How to efficiently compare pairs of distribution rasters (raster
layers containing only 0 and 1)? I need to get a measure of the similarity among ~6500 individual global rasters. Istat
from SDMTools
should do the job.
Here is my code:
library(raster)
library(SDMTools)
Create reproducible example data: rasters with values of 0 and 1
# first raster
r1 <- raster(nrow=1800, ncol=3600, xmn=-18000000, xmx=18000000, ymn=-9000000, ymx=9000000,
crs="+proj=moll +lon_0=0 +x_0=0 +y_0=0 +ellps=WGS84 +units=m +no_defs",
resolution=10000, vals=0)
r2 <- raster(nrow=1800, ncol=3600, xmn=-18000000, xmx=0, ymn=0, ymx=9000000,
crs="+proj=moll +lon_0=0 +x_0=0 +y_0=0 +ellps=WGS84 +units=m +no_defs",
resolution=10000, vals=2)
r12 <- mosaic(r1, r2, fun=mean)
# second raster
r3 <- raster(nrow=1800, ncol=3600, xmn=-18000000, xmx=18000000, ymn=-9000000, ymx=9000000,
crs="+proj=moll +lon_0=0 +x_0=0 +y_0=0 +ellps=WGS84 +units=m +no_defs",
resolution=10000, vals=0)
r4 <- raster(nrow=1800, ncol=3600, xmn=-12000000, xmx=15000000, ymn=2000000, ymx=3000000,
crs="+proj=moll +lon_0=0 +x_0=0 +y_0=0 +ellps=WGS84 +units=m +no_defs",
resolution=10000, vals=2)
r34 <- mosaic(r3, r4, fun=mean)
List rasters
files_list <- list(r12, r34)
Create empty matrix to fill with data from loop
ras_comp <- matrix(NA, nrow=length(files_list), ncol=length(files_list))
ras_comp
# label rows and columns of matrix
rownames(ras_comp) <- c("r12", "r34")
colnames(ras_comp) <- c("r12", "r34")
ras_comp
Loop to compare all possible pairs of matrices/rasters
for (i in 1:length(files_list)) {
# load raster i
ras_i <- as.matrix(files_list[[i]])
for (j in 1:length(files_list)) {
# load raster j
ras_j <- as.matrix(files_list[[j]])
# compare both rasters
ras_Istat <- Istat(ras_i, ras_j, old=F)
# write value into matrix
ras_comp[i,j] <- ras_Istat
}
}
Check final matrix
ras_comp
> ras_comp
r12 r34
r12 1.0000000 0.1814437
r34 0.1814437 1.0000000
Converting the rasters to matrices with as.matrix
reduces the calculation time significantly and the resulting final table is what I need but doing this for thousands of rasters takes forever to complete. How can the code be optimized in order to compare the rasters in a more efficient way?
Istat
does a bunch of tests and scalings before a simple computation. If you know those tests pass you can do the scalings as a one off and work on the scaled values. It does:
if (length(which(dim(x) == dim(y))) != 2)

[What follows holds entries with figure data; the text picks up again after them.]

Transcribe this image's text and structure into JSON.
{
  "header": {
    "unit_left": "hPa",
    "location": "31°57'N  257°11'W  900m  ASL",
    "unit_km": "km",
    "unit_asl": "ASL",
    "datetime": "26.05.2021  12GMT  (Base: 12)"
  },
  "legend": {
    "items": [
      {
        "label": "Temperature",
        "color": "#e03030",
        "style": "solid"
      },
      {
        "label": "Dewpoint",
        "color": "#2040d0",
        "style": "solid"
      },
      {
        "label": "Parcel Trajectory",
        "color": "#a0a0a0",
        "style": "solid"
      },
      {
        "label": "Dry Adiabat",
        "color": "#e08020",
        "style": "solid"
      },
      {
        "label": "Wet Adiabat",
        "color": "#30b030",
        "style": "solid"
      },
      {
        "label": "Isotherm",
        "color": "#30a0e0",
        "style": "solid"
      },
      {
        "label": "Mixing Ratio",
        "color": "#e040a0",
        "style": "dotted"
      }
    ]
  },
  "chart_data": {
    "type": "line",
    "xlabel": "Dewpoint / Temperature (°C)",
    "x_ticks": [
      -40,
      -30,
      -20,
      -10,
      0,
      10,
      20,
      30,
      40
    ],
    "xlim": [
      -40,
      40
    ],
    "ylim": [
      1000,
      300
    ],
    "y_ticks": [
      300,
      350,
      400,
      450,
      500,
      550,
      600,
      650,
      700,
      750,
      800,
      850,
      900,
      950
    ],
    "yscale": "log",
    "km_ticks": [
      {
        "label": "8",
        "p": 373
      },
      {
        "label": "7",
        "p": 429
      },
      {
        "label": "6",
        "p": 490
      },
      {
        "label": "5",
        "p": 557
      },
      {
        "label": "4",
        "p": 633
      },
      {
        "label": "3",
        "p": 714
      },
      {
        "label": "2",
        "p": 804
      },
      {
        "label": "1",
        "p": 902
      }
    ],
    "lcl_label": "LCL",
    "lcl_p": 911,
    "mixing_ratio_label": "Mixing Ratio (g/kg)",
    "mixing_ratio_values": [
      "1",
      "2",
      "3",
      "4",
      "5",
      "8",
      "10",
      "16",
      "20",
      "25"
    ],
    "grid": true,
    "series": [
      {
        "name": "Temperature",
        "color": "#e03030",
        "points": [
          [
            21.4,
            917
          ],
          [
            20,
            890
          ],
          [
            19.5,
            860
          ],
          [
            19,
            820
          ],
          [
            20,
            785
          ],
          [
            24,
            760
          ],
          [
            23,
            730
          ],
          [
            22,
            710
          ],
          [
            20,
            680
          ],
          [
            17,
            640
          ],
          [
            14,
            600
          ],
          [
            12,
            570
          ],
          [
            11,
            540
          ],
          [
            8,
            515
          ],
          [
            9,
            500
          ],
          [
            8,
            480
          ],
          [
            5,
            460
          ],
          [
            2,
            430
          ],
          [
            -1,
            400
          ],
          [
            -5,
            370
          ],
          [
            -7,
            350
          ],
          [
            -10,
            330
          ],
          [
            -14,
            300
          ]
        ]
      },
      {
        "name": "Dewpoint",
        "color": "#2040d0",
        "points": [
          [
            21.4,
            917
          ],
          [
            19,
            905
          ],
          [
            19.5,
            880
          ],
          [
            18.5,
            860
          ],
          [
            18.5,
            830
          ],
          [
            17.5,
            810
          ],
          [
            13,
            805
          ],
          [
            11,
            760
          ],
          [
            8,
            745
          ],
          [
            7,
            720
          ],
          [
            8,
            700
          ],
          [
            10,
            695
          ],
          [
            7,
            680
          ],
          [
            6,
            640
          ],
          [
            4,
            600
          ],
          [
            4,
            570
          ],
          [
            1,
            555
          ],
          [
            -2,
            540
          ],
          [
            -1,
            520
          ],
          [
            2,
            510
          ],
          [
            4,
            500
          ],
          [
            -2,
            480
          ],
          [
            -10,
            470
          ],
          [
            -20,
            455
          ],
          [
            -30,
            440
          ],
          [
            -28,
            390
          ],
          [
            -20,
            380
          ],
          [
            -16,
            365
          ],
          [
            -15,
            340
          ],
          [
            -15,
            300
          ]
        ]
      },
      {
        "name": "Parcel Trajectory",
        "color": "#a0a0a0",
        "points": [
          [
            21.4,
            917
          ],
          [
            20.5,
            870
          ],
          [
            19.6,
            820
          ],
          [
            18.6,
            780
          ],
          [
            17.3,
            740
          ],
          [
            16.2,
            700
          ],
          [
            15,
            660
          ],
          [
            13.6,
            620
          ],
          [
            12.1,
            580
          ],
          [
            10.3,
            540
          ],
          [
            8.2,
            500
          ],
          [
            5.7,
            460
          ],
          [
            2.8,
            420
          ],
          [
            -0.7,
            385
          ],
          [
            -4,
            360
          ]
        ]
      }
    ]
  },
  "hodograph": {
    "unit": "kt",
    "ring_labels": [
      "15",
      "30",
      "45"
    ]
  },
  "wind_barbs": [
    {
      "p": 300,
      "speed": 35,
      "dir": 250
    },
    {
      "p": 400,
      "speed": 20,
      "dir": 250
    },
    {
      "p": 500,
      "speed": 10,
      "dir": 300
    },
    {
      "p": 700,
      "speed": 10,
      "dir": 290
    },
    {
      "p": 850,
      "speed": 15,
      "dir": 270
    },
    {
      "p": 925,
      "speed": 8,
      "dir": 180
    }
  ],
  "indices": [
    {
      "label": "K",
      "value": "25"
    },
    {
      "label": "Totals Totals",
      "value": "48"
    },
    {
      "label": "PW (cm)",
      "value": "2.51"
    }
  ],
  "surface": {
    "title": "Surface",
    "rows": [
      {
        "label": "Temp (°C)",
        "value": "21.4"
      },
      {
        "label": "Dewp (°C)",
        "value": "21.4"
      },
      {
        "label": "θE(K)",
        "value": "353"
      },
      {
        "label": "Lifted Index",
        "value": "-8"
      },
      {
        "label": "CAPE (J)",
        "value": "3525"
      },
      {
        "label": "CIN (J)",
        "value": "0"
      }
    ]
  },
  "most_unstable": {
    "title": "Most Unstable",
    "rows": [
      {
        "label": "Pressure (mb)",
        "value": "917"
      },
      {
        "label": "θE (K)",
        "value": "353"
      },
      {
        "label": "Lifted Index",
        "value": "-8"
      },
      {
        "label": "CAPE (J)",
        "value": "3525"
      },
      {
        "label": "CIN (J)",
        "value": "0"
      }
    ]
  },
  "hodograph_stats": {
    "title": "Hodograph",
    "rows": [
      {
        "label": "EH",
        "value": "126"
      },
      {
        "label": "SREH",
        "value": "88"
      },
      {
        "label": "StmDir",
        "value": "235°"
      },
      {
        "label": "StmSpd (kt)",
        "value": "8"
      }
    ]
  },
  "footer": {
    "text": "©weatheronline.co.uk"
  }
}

stop("matrix / raster objects must be of the same extent")
if (min(c(x, y), na.rm = T) < 0)
stop("all values must be positive")
Then it checks where both rasters are "finite", which includes NA
values:
pos = which(is.finite(x) & is.finite(y))
It then computes the scaled values of the rasters:
px = x[pos]/sum(x[pos])
py = y[pos]/sum(y[pos])
H = sqrt(sum((sqrt(px) - sqrt(py))^2))
If old=FALSE
like you have then it returns:
return(1 - (H^2)/2)
> Istat(r12,r34)
[1] 0.1814437
If I cut out the tests and write a function that works on the scaled values I can get it down to:
fIstat = function(px,py){
1 - (sum((sqrt(px) - sqrt(py))^2))/2
}
Test by scaling the rasters and running:
r12px = r12[]/sum(r12[])
r34px = r34[]/sum(r34[])
fIstat(r12px, r34px)
# [1] 0.1814437
Same value. Great, but is it quicker?
> microbenchmark(fIstat(r12px, r34px), Istat(r12,r34))
Unit: milliseconds
expr min lq mean median uq
fIstat(r12px, r34px) 49.95867 78.28649 78.10863 79.45235 80.85234
Istat(r12, r34) 1084.84825 1181.31116 1217.64122 1212.93180 1263.50811
max neval
106.6803 100
1349.0239 100
Yes, by a large factor.
So... if your data have no missing values or infinities, create a files_list
of these scaled raster values, call my fIstat
, only loop over the upper triangle, and you should speed this up by a factor of 10.